Modulation of opto-electronic properties of InSe thin layers via phase transformation

Phase engineering of two-dimensional (2D) materials offers unique opportunities for acquiring novel opto-electronic properties and allows for the searching of outstanding candidates for applications in opto-electronic detectors, sensors, catalysis, or phase-change memory devices. Here, we report the phase-transformation from beta-InSe to gamma-In2Se3, exploiting the thermal annealing route to trigger the process starting at 200 degrees C that expands the family of phase-change materials.

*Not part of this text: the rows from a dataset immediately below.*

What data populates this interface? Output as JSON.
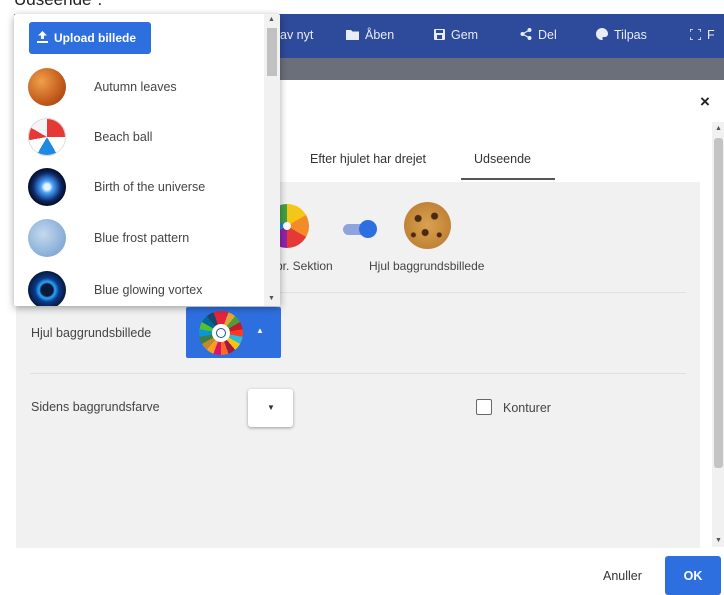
{
  "doc_caption": "Udseende\".",
  "toolbar": {
    "items": [
      {
        "label": "av nyt",
        "icon": ""
      },
      {
        "label": "Åben",
        "icon": "folder-icon"
      },
      {
        "label": "Gem",
        "icon": "save-icon"
      },
      {
        "label": "Del",
        "icon": "share-icon"
      },
      {
        "label": "Tilpas",
        "icon": "palette-icon"
      },
      {
        "label": "F",
        "icon": "fullscreen-icon"
      }
    ]
  },
  "dialog": {
    "close_symbol": "×",
    "tabs": [
      {
        "label": "Efter hjulet har drejet",
        "active": false
      },
      {
        "label": "Udseende",
        "active": true
      }
    ],
    "preview_labels": {
      "sektion": "pr. Sektion",
      "background_image": "Hjul baggrundsbillede"
    },
    "fields": {
      "wheel_bg_label": "Hjul baggrundsbillede",
      "page_bg_label": "Sidens baggrundsfarve",
      "outlines_label": "Konturer",
      "outlines_checked": false
    },
    "footer": {
      "cancel": "Anuller",
      "ok": "OK"
    }
  },
  "dropdown": {
    "upload_label": "Upload billede",
    "items": [
      {
        "label": "Autumn leaves"
      },
      {
        "label": "Beach ball"
      },
      {
        "label": "Birth of the universe"
      },
      {
        "label": "Blue frost pattern"
      },
      {
        "label": "Blue glowing vortex"
      }
    ]
  },
  "colors": {
    "toolbar_bg": "#2e4a9b",
    "accent": "#2e6fe0",
    "panel_bg": "#f1f1f1"
  }
}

The presence of g-In2Se3 is solidly confirmed by the characteristic peaks in X-ray diffraction (XRD) and energy dispersive X-ray (EDX), and is quite stable at ambient condition, thus facilitating substantial application in phase-change memory devices. A Raman shift in the A'(1) mode from 225 cm(-1) to 230 cm(-1) further illustrates the phase transformation. Besides the photoluminescence (PL) peak of beta-InSe, the similar to 2 eV PL peak, ascribed to gamma-In2Se3, is observed in the annealed nanosheet. The increased PL band gap of b-InSe as a function of annealing temperature during phase transformation was possibly affected by the suppressed interlayer coupling, as well as the planar quantum confinement of photo-excited carriers by the external surfaces of the sheets. The photodetector performance with respect to photocurrent, mobility, detectivity, responsivity, and external quantum efficiency was subsequently evaluated after thermal annealing, showing deteriorated optical performance. The present work proved that thermal annealing could induce the successful phase transformation, and adjusted the opto-electronic properties in some extent, providing useful information for processing 2D materials based nano-devices.